Alix Breeden of Kos poses the question, “Can there really be a Turning Point USA of the left?” Turning Point USA is the highly successful conservative movement started by Charlie Kirk, assassinated last September. There are also several popular conservative podcasters, notably Joe Rogan. Liberals have long wondered and hoped for a liberal equivalent of either of those. And now perhaps there is. William He started Dream for America when he was 16. He is now 19 and a student at the University of Texas – Kirk was about the same age when he started Turning Point. He was interviewed by Breeden. Here’s a bit of what he said. Dream for America has chapters on 50 campuses and another 600 schools wanting to join. Two thirds of the chapters are in red or swing states. Those 600 schools are waiting because DFA doesn’t have enough staff – they’re all college student volunteers facing burn-out. DFA will have a conversation with anyone, just to get the ideas out.

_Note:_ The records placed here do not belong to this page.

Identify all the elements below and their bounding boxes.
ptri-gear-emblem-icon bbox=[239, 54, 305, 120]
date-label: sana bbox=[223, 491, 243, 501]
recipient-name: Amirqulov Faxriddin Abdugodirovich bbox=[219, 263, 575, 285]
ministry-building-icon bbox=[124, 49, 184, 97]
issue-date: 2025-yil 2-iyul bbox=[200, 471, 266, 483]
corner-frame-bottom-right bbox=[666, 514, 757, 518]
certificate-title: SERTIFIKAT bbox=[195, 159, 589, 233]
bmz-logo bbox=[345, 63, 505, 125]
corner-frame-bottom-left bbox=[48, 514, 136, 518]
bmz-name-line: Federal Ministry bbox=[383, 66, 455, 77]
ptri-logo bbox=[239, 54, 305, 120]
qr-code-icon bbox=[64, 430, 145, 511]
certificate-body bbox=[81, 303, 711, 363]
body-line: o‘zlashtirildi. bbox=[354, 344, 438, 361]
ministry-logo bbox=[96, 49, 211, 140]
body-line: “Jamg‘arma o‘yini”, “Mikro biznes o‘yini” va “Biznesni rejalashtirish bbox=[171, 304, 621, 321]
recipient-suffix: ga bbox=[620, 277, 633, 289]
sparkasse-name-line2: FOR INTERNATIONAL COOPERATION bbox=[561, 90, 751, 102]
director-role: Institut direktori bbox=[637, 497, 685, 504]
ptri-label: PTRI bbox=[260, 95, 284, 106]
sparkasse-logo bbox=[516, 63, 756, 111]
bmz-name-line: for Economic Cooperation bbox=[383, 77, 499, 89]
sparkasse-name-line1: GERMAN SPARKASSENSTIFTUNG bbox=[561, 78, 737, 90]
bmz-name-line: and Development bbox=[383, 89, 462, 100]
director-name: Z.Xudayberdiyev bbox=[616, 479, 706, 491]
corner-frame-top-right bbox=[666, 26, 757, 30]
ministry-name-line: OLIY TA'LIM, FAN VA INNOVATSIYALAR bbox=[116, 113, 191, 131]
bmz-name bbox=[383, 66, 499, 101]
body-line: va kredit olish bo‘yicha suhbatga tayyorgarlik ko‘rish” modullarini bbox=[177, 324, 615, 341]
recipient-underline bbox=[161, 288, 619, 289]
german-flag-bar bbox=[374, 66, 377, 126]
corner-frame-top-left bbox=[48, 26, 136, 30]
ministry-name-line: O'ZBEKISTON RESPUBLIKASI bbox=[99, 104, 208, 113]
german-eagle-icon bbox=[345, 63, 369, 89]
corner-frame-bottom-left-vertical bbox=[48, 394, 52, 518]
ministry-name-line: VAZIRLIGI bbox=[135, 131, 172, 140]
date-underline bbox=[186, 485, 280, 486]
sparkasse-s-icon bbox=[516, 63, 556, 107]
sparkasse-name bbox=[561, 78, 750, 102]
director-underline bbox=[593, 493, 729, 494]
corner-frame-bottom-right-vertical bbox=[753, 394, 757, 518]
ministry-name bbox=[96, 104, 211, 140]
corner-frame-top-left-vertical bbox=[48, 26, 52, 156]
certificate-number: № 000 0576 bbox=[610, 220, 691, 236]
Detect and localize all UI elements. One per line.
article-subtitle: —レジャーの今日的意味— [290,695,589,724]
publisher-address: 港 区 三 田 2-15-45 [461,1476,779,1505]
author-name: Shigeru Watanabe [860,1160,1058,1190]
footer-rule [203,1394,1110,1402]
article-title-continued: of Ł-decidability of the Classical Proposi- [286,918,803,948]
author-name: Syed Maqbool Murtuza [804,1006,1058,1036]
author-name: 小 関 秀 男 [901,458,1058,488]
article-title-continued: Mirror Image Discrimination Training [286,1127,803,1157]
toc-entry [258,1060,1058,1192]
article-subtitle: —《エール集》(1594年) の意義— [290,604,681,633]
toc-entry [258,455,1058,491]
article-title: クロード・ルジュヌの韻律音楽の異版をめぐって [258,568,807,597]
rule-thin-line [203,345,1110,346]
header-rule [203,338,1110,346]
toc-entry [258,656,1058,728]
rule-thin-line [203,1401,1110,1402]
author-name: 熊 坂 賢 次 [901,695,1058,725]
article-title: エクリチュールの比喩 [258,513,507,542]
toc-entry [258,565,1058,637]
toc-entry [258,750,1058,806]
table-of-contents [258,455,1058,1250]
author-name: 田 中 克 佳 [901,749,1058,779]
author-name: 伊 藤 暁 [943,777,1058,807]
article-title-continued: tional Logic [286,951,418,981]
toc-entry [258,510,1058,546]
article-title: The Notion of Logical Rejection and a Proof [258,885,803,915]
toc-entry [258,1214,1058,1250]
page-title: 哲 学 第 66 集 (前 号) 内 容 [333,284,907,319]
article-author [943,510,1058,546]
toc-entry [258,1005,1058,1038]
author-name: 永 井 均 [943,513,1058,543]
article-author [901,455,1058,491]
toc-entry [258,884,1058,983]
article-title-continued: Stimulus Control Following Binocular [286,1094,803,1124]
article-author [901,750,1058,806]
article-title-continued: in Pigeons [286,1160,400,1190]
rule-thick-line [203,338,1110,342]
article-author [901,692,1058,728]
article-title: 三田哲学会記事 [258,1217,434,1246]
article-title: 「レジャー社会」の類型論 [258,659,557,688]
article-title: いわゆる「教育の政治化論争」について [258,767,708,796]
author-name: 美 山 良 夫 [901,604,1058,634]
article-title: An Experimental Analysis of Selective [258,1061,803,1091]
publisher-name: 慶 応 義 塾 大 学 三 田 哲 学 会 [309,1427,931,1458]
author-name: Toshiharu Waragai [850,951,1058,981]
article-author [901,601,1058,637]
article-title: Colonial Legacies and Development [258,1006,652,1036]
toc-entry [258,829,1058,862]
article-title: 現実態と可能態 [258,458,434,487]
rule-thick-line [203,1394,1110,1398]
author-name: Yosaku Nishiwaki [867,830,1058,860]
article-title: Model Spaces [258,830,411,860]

It’s not about trying to clip farm people. It’s more so about trying to really have conversations and point toward people, toward goodness, toward democracy, and toward hope. There’s a great quote that I always love: “There are two types of leaders: those that bring people down to the lowest common denominator,” which is what I think a lot of the right does. “And then there are those who uplift and bring out the best in people,” and that’s what I want to do—bring out the best in our young people, bring out the goodness in all of our young people, and really get our young people to believe in democracy again, and hopefully to believe in this country again one day too.
Zain tweeted:
A friend of mine has two tickets for game 4 of the nba finals. They are courtside seats plus airfare and hotel accommodations. He didn't realize when he bought them that this is the same day as his wedding - so he can't go. If you're interested and want to go instead of him, it's at St. Peter's Church in New York City at 5 PM. Her name is Donna. She will be the one in the white dress.